Wireless carrier Open Mobile officially announced the birth of a new business model with which it will break away from the strictly prepaid, no-contract structure it has offered since entering the market more than five years ago.
The carrier also announced the availability of its $250 million 4G Long-Term Evolution digital network throughout most of Puerto Rico, as well as parts of the island municipalities of Vieques and Culebra.
“Today our network offers the most islandwide coverage in comparison to the others. We’re the first to launch true 4G LTE islandwide service,” said Josué González, marketing director of Open Mobile, during a sit-down interview with News is my Business prior to a news conference with other members of the Puerto Rican press corp.

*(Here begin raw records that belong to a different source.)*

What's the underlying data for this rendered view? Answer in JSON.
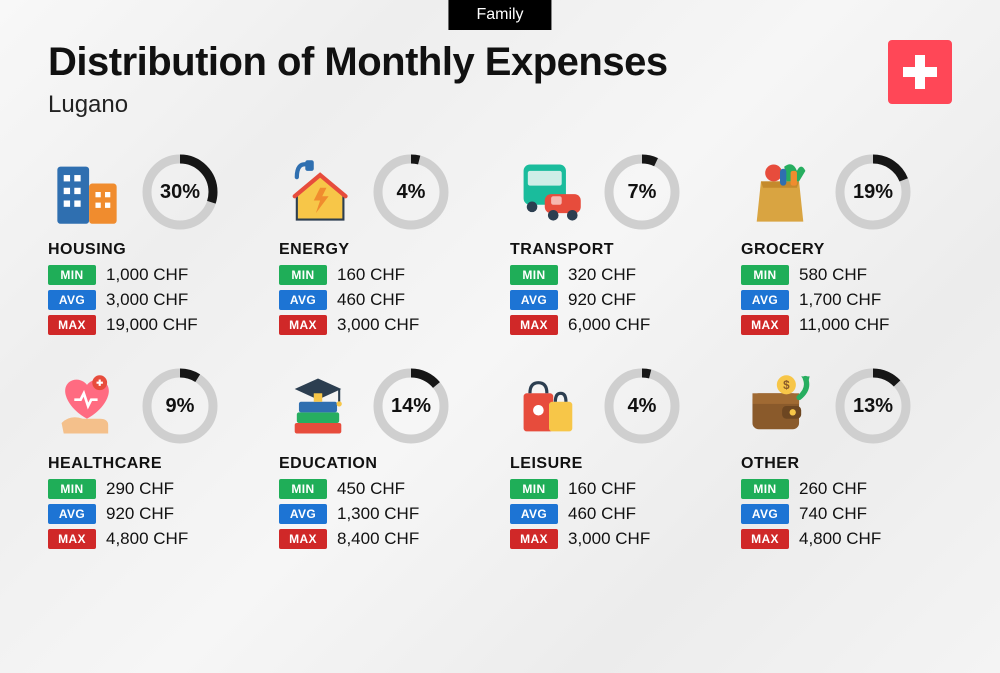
{
  "header": {
    "badge": "Family",
    "title": "Distribution of Monthly Expenses",
    "subtitle": "Lugano"
  },
  "flag": {
    "country": "Switzerland",
    "bg_color": "#ff4757",
    "cross_color": "#ffffff"
  },
  "labels": {
    "min": "MIN",
    "avg": "AVG",
    "max": "MAX"
  },
  "currency": "CHF",
  "donut_style": {
    "bg_stroke": "#cfcfcf",
    "fg_stroke": "#161616",
    "stroke_width": 9,
    "radius": 33
  },
  "tag_colors": {
    "min": "#1fae58",
    "avg": "#1d74d4",
    "max": "#d02828"
  },
  "categories": [
    {
      "key": "housing",
      "name": "HOUSING",
      "percent": 30,
      "min": "1,000 CHF",
      "avg": "3,000 CHF",
      "max": "19,000 CHF",
      "icon": "buildings"
    },
    {
      "key": "energy",
      "name": "ENERGY",
      "percent": 4,
      "min": "160 CHF",
      "avg": "460 CHF",
      "max": "3,000 CHF",
      "icon": "house-bolt"
    },
    {
      "key": "transport",
      "name": "TRANSPORT",
      "percent": 7,
      "min": "320 CHF",
      "avg": "920 CHF",
      "max": "6,000 CHF",
      "icon": "bus-car"
    },
    {
      "key": "grocery",
      "name": "GROCERY",
      "percent": 19,
      "min": "580 CHF",
      "avg": "1,700 CHF",
      "max": "11,000 CHF",
      "icon": "grocery-bag"
    },
    {
      "key": "healthcare",
      "name": "HEALTHCARE",
      "percent": 9,
      "min": "290 CHF",
      "avg": "920 CHF",
      "max": "4,800 CHF",
      "icon": "heart-hand"
    },
    {
      "key": "education",
      "name": "EDUCATION",
      "percent": 14,
      "min": "450 CHF",
      "avg": "1,300 CHF",
      "max": "8,400 CHF",
      "icon": "grad-books"
    },
    {
      "key": "leisure",
      "name": "LEISURE",
      "percent": 4,
      "min": "160 CHF",
      "avg": "460 CHF",
      "max": "3,000 CHF",
      "icon": "shopping-bags"
    },
    {
      "key": "other",
      "name": "OTHER",
      "percent": 13,
      "min": "260 CHF",
      "avg": "740 CHF",
      "max": "4,800 CHF",
      "icon": "wallet-arrow"
    }
  ],
  "icon_palette": {
    "blue": "#2f6fb0",
    "blue2": "#4a8fd0",
    "orange": "#f08c2e",
    "yellow": "#f7c648",
    "red": "#e74c3c",
    "green": "#27ae60",
    "teal": "#1abc9c",
    "brown": "#8a5a2b",
    "dark": "#2c3e50",
    "pink": "#ff6b81",
    "skin": "#f4c08b",
    "navy": "#34495e"
  }
}
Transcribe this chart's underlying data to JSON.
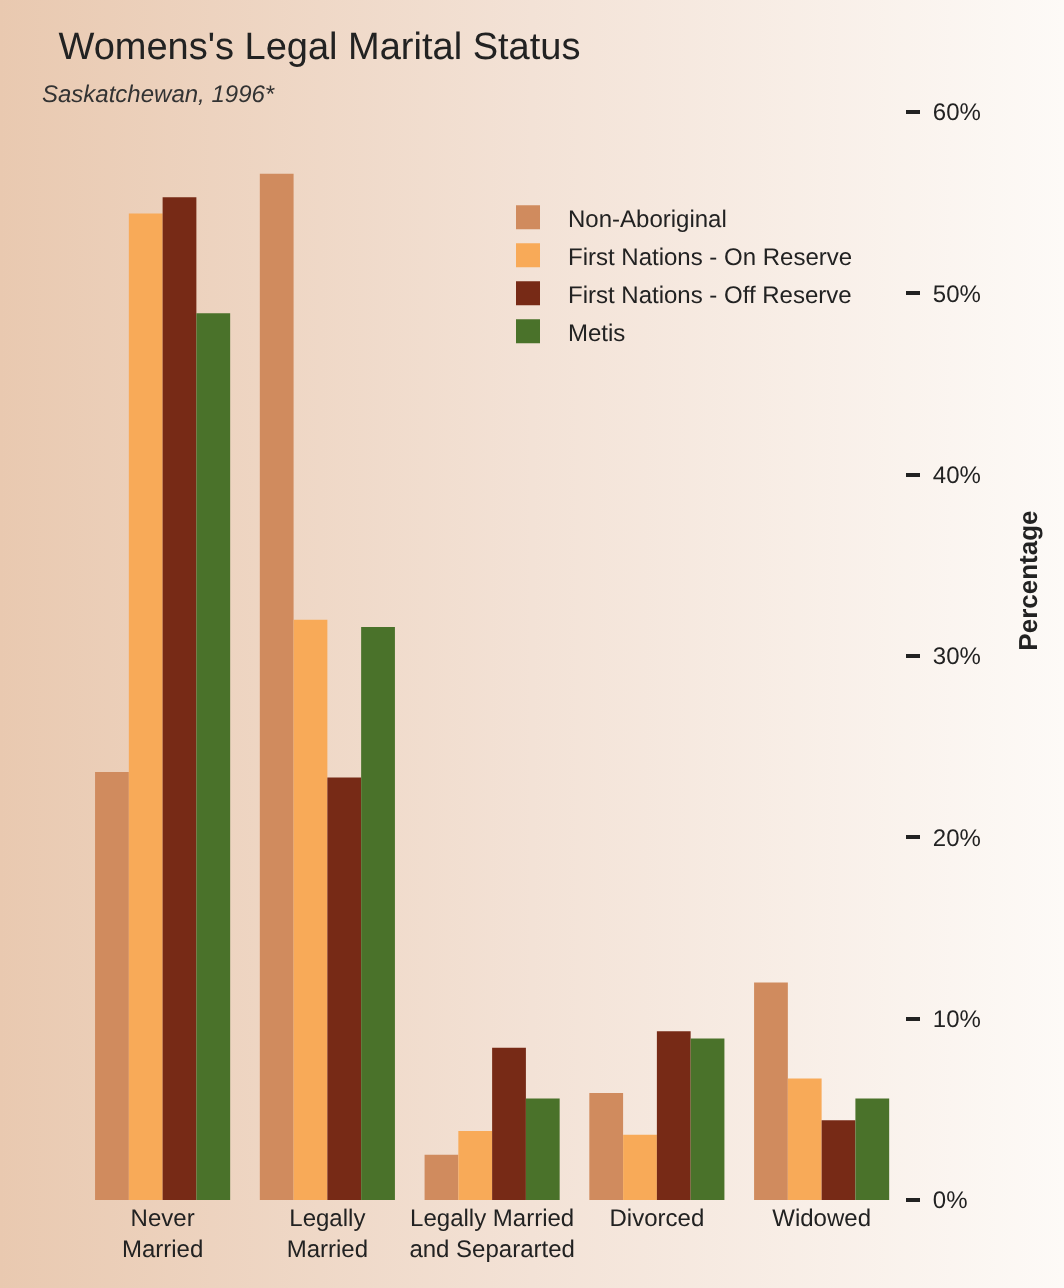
{
  "chart_data": {
    "type": "bar",
    "title": "Womens's Legal Marital Status",
    "subtitle": "Saskatchewan, 1996*",
    "ylabel": "Percentage",
    "categories": [
      "Never Married",
      "Legally Married",
      "Legally Married and Separarted",
      "Divorced",
      "Widowed"
    ],
    "series": [
      {
        "name": "Non-Aboriginal",
        "color": "#d08b5e",
        "values": [
          23.6,
          56.6,
          2.5,
          5.9,
          12.0
        ]
      },
      {
        "name": "First Nations - On Reserve",
        "color": "#f8aa58",
        "values": [
          54.4,
          32.0,
          3.8,
          3.6,
          6.7
        ]
      },
      {
        "name": "First Nations - Off Reserve",
        "color": "#772a16",
        "values": [
          55.3,
          23.3,
          8.4,
          9.3,
          4.4
        ]
      },
      {
        "name": "Metis",
        "color": "#4a722a",
        "values": [
          48.9,
          31.6,
          5.6,
          8.9,
          5.6
        ]
      }
    ],
    "ylim": [
      0,
      60
    ],
    "yticks": [
      {
        "value": 0,
        "label": "0%"
      },
      {
        "value": 10,
        "label": "10%"
      },
      {
        "value": 20,
        "label": "20%"
      },
      {
        "value": 30,
        "label": "30%"
      },
      {
        "value": 40,
        "label": "40%"
      },
      {
        "value": 50,
        "label": "50%"
      },
      {
        "value": 60,
        "label": "60%"
      }
    ],
    "grid": false,
    "legend": "top right"
  }
}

It was a year ago this month that this media outlet first reported on Open Mobile’s plans to launch the next-generation 4G LTE network that now offers its data-hungry smartphone users download speeds of between five and 12 megabits per second, and uploads of 3 megabits per second.
Looking to employ its new network to the fullest, Open Mobile also announced the availability of new billing options and plans that give customers control over their wireless expenses.
For the first time since 2007, the carrier will launch its “Open Agreement,” giving customers the option to choose how much they want to pay for the device of their choice, according to the term of the contract chosen. Clients can opt for agreements lasting 12, 18 or 24 months, which will directly play upon the price of their smartphone, González said.
“This allows us to be more competitive in the market, by becoming a model to be followed,” he said. “We’re going to offer a variety of terms that will allow the client with excellent credit to pick the one that’s most convenient for them.”
In case a client needs to end its contract before the established term, Open Mobile is extending its new “Early Exit Fee” alternative, which bases the contract termination fee on the life of the agreement.
“The thing is that if a customer pays $200 for a device, we’re not going to charge them $350 to get out of the contract. We’ll charge them according to how much they have left to go on their contract,” González said.
A third component of the company’s new charging structure, is “Billing Cycle Reset,” which lets customers decide when their payment is due, in case they fall behind on what they owe.
“For example, let’s say the customer is able to pay on the 20th of the month. Instead of billing them for the 10 days left of the month, we’ll reset their payment date to the 20th of the next month. Customers can change that billing date however many times they need to, according to when they can pay,” González said.
To back up the availability of its new billing option and network capacities, Open Mobile launched a $2 million multimedia campaign Monday, focusing on the “Communications in your hands” slogan. Through television and print media ads, the effort presents lifestyles and situations typical of daily life, where communication plays an important role.
As of Dec. 31, 2012, Open Mobile had about 340,000 subscribers in Puerto Rico, where it competes against AT&T, Claro de Puerto Rico, T-Mobile and Sprint/Nextel.